Ah, this is all very helpful to know. I did vaguely recall that Machine for Pigs was somehow distinct from the other Amnesias, and I have zero frame of reference for the Pebumbras from, lo, those many years ago. But that’s quite a pedigree from one of its creators!
I found Amnesia: Dark Descent and SOMA are both excellent.
Maybe I dodged a bullet by not playing through Machine for Pigs or Rebirth.
So here’s an example of how Amnesia: The Bunker reveals a gameplay system early on, and I think it says a lot about how different this is from Soma. This could be a minor spoiler, and I enjoyed discovering it on my own, so read on at your own risk.
It seems like you don’t generally get wounded while you’re playing The Bunker. Instead, the monster tends to just instantly kill you; as per the subject header, the mandatory reload of your last saved game is his real – and constant – threat. But I’ve discovered you can get away, and sometimes you can even survive if he just wings you while you’re trying to get away. In fact, I’ve had a few encounters with the monster where I had no idea what was going on because it was dark or I was madly fleeing, and at one point, I even got an achievement for foiling the monster with poison gas. I have no idea how that supposedly happened. So, obviously, it’s not just instafail when the monster shows up. You can also get wounded while doing dumb things like trying to open a locked door with a grenade (if there’s a better way to open locked doors, I haven’t found it yet).
Naturally, you can heal your wounds with bandages and medkits, but why bother if you’re not dead?

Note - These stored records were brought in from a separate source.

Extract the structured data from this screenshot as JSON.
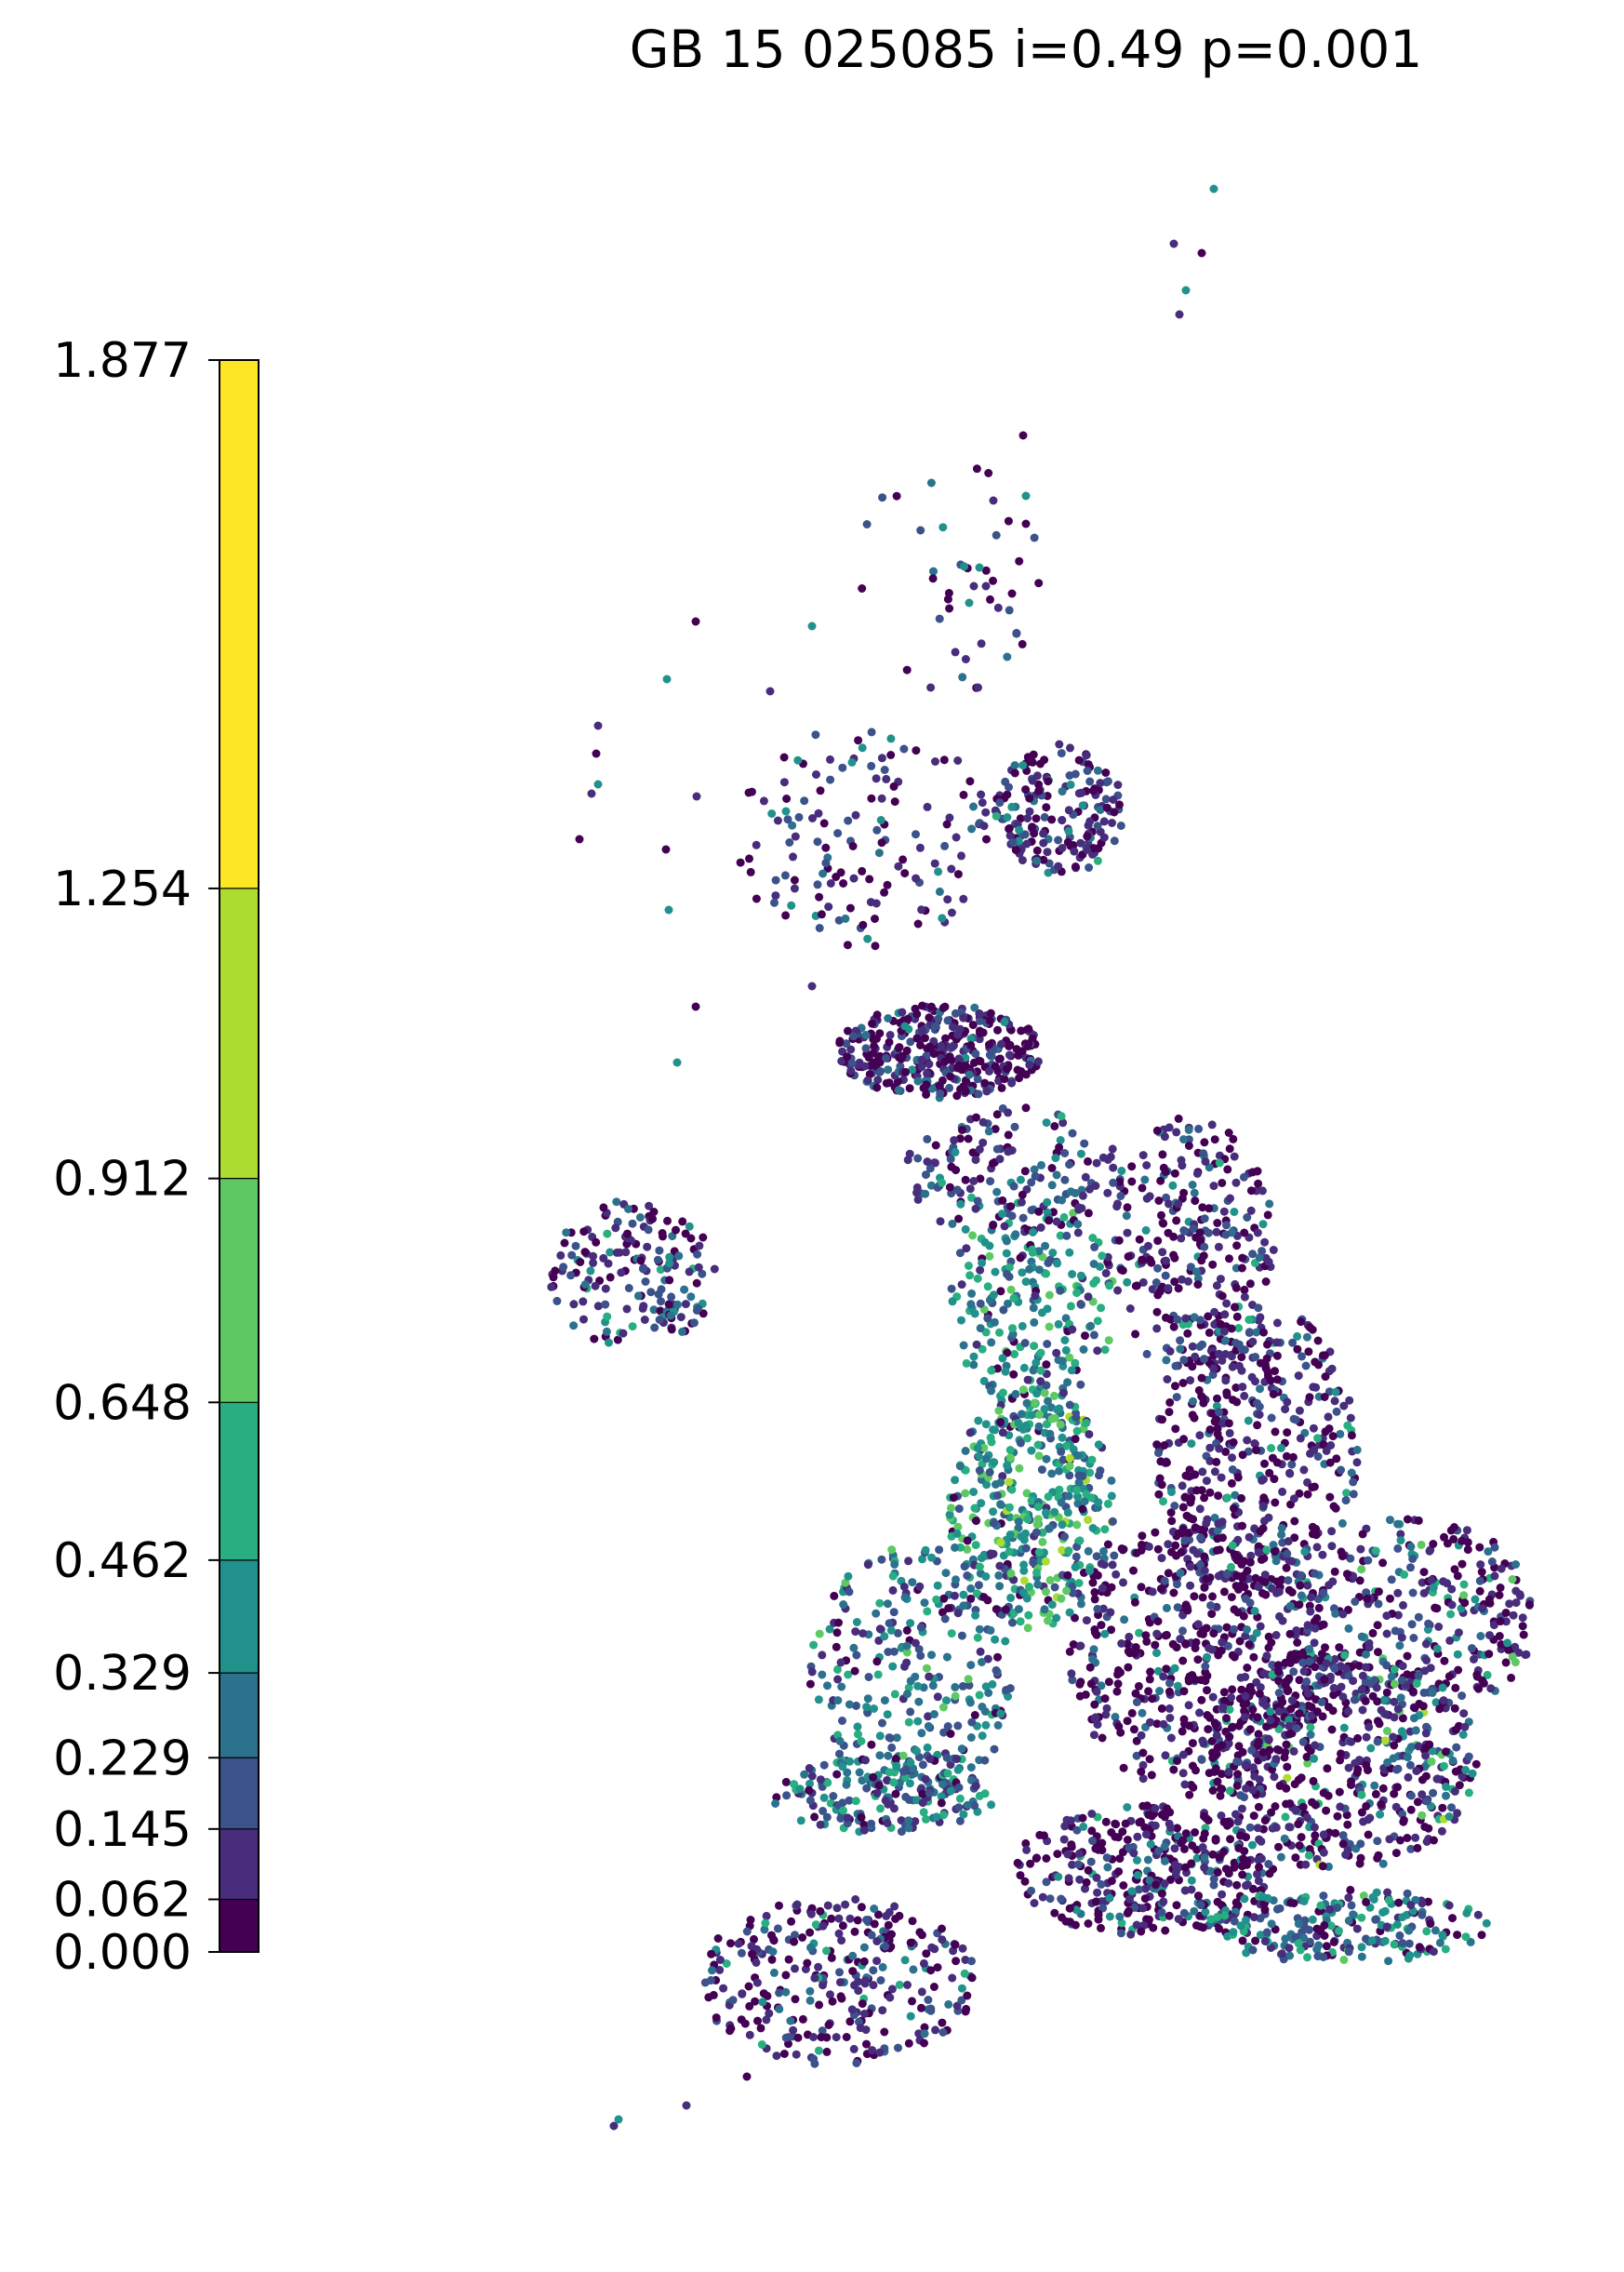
{
  "title": "GB 15 025085 i=0.49 p=0.001",
  "colorbar": {
    "ticks": [
      "0.000",
      "0.062",
      "0.145",
      "0.229",
      "0.329",
      "0.462",
      "0.648",
      "0.912",
      "1.254",
      "1.877"
    ],
    "values": [
      0.0,
      0.062,
      0.145,
      0.229,
      0.329,
      0.462,
      0.648,
      0.912,
      1.254,
      1.877
    ],
    "colors": [
      "#440154",
      "#472d7b",
      "#3b528b",
      "#2c728e",
      "#21918c",
      "#28ae80",
      "#5ec962",
      "#addc30",
      "#fde725"
    ],
    "orientation": "vertical",
    "placement": "left"
  },
  "chart_data": {
    "type": "scatter",
    "title": "GB 15 025085 i=0.49 p=0.001",
    "map": "Great Britain point map colored by classed value",
    "value_range": [
      0.0,
      1.877
    ],
    "class_breaks": [
      0.0,
      0.062,
      0.145,
      0.229,
      0.329,
      0.462,
      0.648,
      0.912,
      1.254,
      1.877
    ],
    "dominant_classes": {
      "South & East England": "0.000-0.145",
      "Wales borders / NW England": "0.462-1.254",
      "Scotland": "0.000-0.229",
      "Northern Ireland": "0.062-0.462"
    }
  }
}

The Bunker, which doesn’t seem to have combat and therefore doesn’t care how many hit points you have, has an answer to this question. When you’re wounded, you bleed. If you have the tutorial messages enabled, a quick pop-up will tell you that the monster can smell your blood, and you’re leaving a trail of it on the ground. Which, sure enough, you’ll see if you look down. And to drive home the point, there’s this:
I don’t think these guys appear unless you’re wounded. At which point, they’re pretty darn brazen. I don’t know if they can kill you, but they can further wound you. And they get underfoot and follow you and rear up and sniff at you and hiss angrily and even come into the lit areas where you’re safe from the monster. Above, they’ve actually followed me to the safe area and they block the door when I try to shut it. Jerkwads. One bandage later, I can shoo them away and they’ll lose interest.
So, anyway, that’s how The Bunker does health and healing. Way better than a hit points bar. Heck, it’s even better playing a lady with a hit points tattoo on her boob! (Who can name that game?) The local fauna are keenly interested in whether you’re wounded and will do their best to remind you!

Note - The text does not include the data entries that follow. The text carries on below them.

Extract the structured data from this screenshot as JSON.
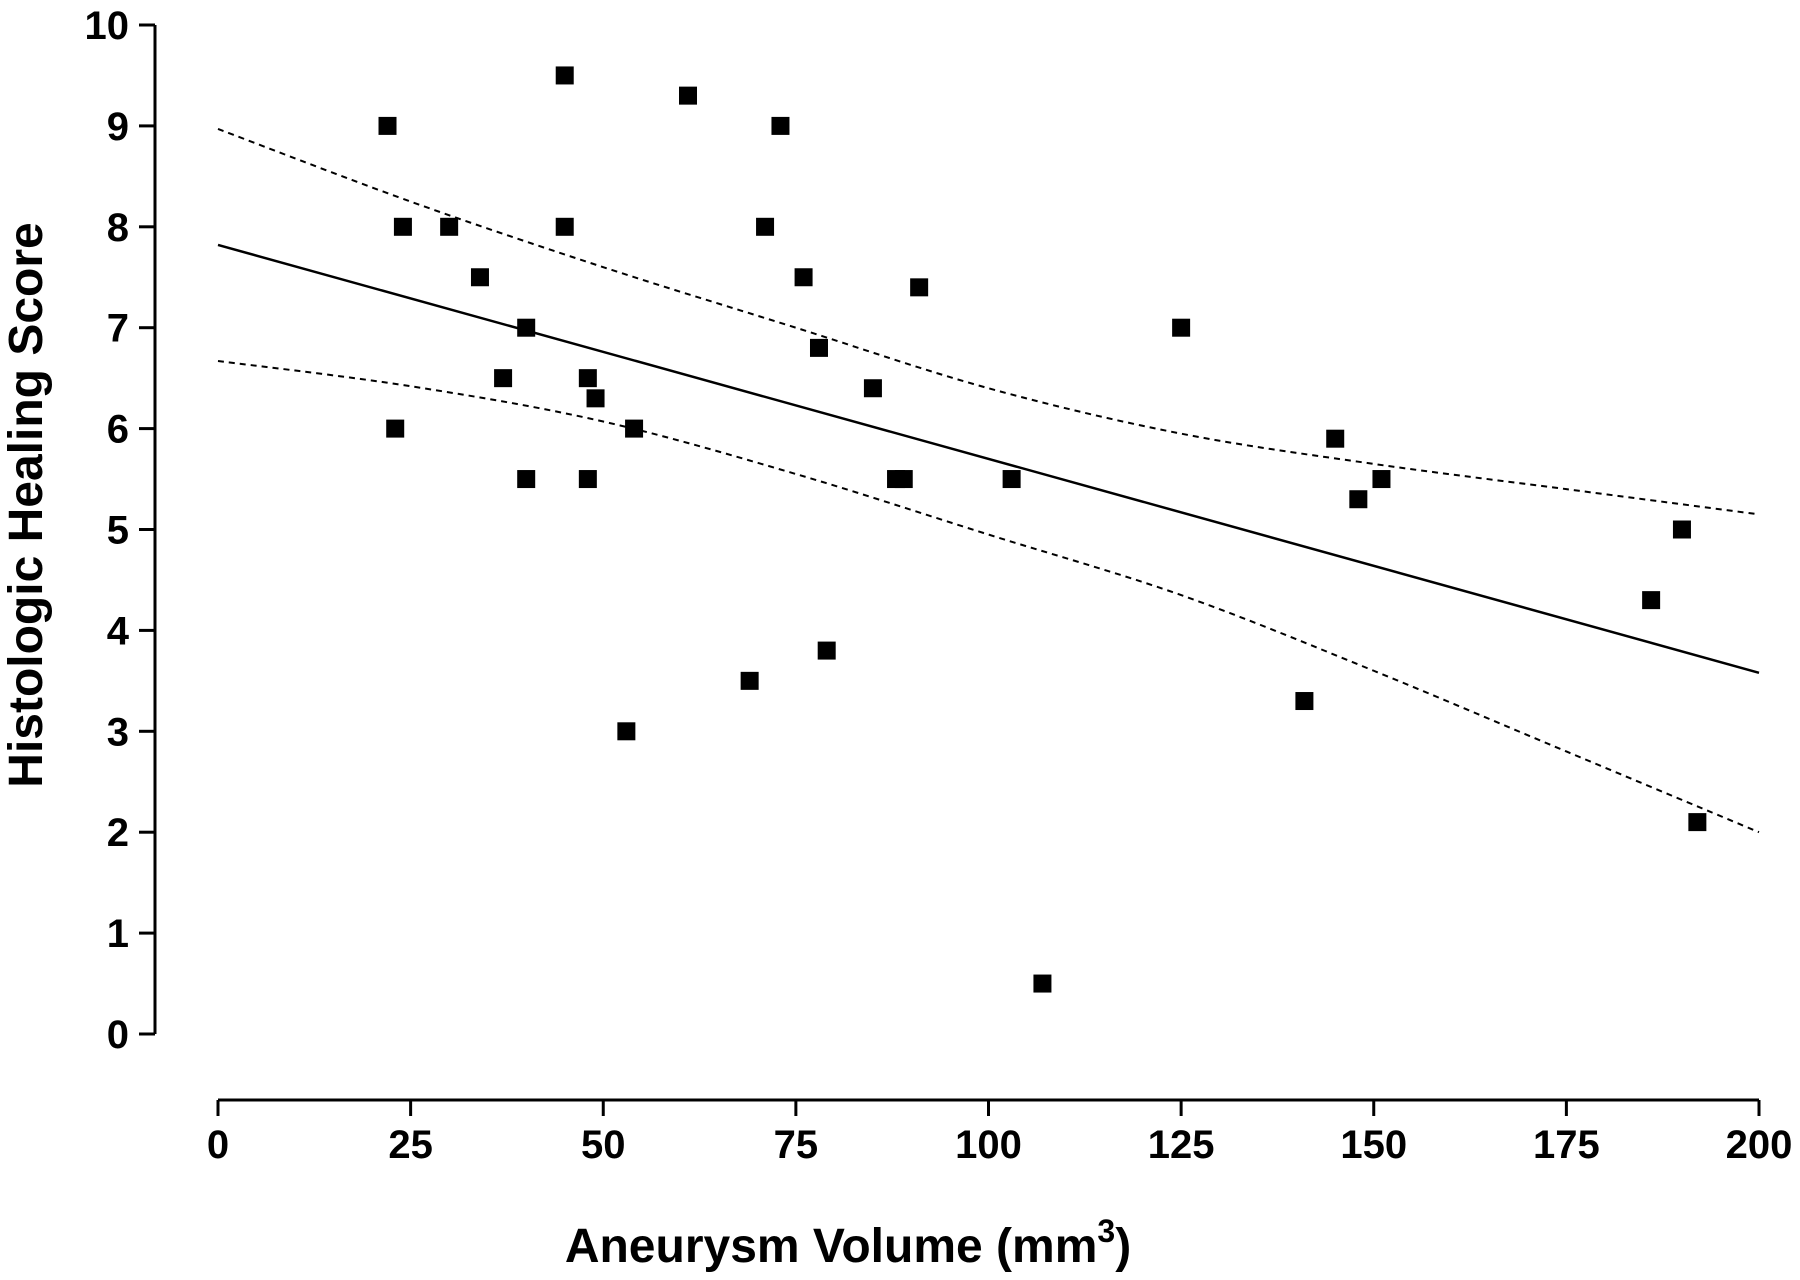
{
  "chart_data": {
    "type": "scatter",
    "title": "",
    "xlabel": "Aneurysm Volume (mm",
    "xlabel_superscript": "3",
    "xlabel_suffix": ")",
    "ylabel": "Histologic Healing Score",
    "xlim": [
      0,
      200
    ],
    "ylim": [
      0,
      10
    ],
    "x_ticks": [
      0,
      25,
      50,
      75,
      100,
      125,
      150,
      175,
      200
    ],
    "y_ticks": [
      0,
      1,
      2,
      3,
      4,
      5,
      6,
      7,
      8,
      9,
      10
    ],
    "grid": false,
    "legend": "none",
    "marker": "square",
    "color": "#000000",
    "points": [
      {
        "x": 22,
        "y": 9.0
      },
      {
        "x": 23,
        "y": 6.0
      },
      {
        "x": 24,
        "y": 8.0
      },
      {
        "x": 30,
        "y": 8.0
      },
      {
        "x": 34,
        "y": 7.5
      },
      {
        "x": 37,
        "y": 6.5
      },
      {
        "x": 40,
        "y": 7.0
      },
      {
        "x": 40,
        "y": 5.5
      },
      {
        "x": 45,
        "y": 9.5
      },
      {
        "x": 45,
        "y": 8.0
      },
      {
        "x": 48,
        "y": 6.5
      },
      {
        "x": 48,
        "y": 5.5
      },
      {
        "x": 49,
        "y": 6.3
      },
      {
        "x": 53,
        "y": 3.0
      },
      {
        "x": 54,
        "y": 6.0
      },
      {
        "x": 61,
        "y": 9.3
      },
      {
        "x": 69,
        "y": 3.5
      },
      {
        "x": 71,
        "y": 8.0
      },
      {
        "x": 73,
        "y": 9.0
      },
      {
        "x": 76,
        "y": 7.5
      },
      {
        "x": 78,
        "y": 6.8
      },
      {
        "x": 79,
        "y": 3.8
      },
      {
        "x": 85,
        "y": 6.4
      },
      {
        "x": 88,
        "y": 5.5
      },
      {
        "x": 89,
        "y": 5.5
      },
      {
        "x": 91,
        "y": 7.4
      },
      {
        "x": 103,
        "y": 5.5
      },
      {
        "x": 107,
        "y": 0.5
      },
      {
        "x": 125,
        "y": 7.0
      },
      {
        "x": 141,
        "y": 3.3
      },
      {
        "x": 145,
        "y": 5.9
      },
      {
        "x": 148,
        "y": 5.3
      },
      {
        "x": 151,
        "y": 5.5
      },
      {
        "x": 186,
        "y": 4.3
      },
      {
        "x": 190,
        "y": 5.0
      },
      {
        "x": 192,
        "y": 2.1
      }
    ],
    "regression_line": {
      "x": [
        0,
        200
      ],
      "y": [
        7.82,
        3.58
      ]
    },
    "confidence_band_upper": {
      "x": [
        0,
        25,
        50,
        75,
        100,
        125,
        150,
        175,
        200
      ],
      "y": [
        8.97,
        8.25,
        7.6,
        7.0,
        6.4,
        5.95,
        5.65,
        5.4,
        5.15
      ]
    },
    "confidence_band_lower": {
      "x": [
        0,
        25,
        50,
        75,
        100,
        125,
        150,
        175,
        200
      ],
      "y": [
        6.67,
        6.42,
        6.07,
        5.55,
        4.95,
        4.35,
        3.6,
        2.8,
        2.0
      ]
    }
  }
}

Ha ha, we played Trespasser!
So many bad ideas crammed into one game…
So what I learned from this discussion is that I need to go back and play Soma, which I apparently have in my Epic free library.

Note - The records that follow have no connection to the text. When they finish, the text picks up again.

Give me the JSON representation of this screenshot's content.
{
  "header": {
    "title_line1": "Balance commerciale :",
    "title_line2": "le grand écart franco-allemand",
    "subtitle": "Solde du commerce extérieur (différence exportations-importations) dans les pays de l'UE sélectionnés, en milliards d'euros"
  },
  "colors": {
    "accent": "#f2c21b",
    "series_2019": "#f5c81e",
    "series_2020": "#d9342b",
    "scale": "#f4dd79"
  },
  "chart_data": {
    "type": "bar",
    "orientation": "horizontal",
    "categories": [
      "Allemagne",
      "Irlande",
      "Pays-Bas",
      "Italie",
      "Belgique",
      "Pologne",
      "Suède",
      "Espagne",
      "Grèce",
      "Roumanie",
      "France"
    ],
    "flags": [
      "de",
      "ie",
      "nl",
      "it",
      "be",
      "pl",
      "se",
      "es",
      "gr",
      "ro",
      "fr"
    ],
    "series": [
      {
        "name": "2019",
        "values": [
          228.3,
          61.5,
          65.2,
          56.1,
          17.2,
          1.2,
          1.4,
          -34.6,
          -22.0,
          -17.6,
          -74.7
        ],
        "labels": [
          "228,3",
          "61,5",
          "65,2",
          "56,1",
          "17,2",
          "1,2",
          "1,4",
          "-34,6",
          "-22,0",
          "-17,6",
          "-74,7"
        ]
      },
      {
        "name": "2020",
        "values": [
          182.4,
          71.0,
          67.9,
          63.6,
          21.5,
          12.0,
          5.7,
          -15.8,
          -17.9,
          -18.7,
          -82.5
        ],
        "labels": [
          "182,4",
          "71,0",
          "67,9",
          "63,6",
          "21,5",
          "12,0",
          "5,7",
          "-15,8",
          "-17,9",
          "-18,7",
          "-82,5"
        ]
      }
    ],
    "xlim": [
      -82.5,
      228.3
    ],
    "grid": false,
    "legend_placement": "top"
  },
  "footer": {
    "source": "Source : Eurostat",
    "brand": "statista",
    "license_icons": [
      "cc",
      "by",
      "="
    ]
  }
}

My kid wouldn’t stay in the room last night when I was playing this. I told her it was not “that” scary…I was pooping more playing the first Amnesia. I generally don’t like puzzle games so I needed her help a few times but those times were tense…and she almost pooped.
I really like Tom’s “stalked by a mandatory reload” construction here - it nicely encapsulates why horror games of this sort don’t really work for me even though I want them to.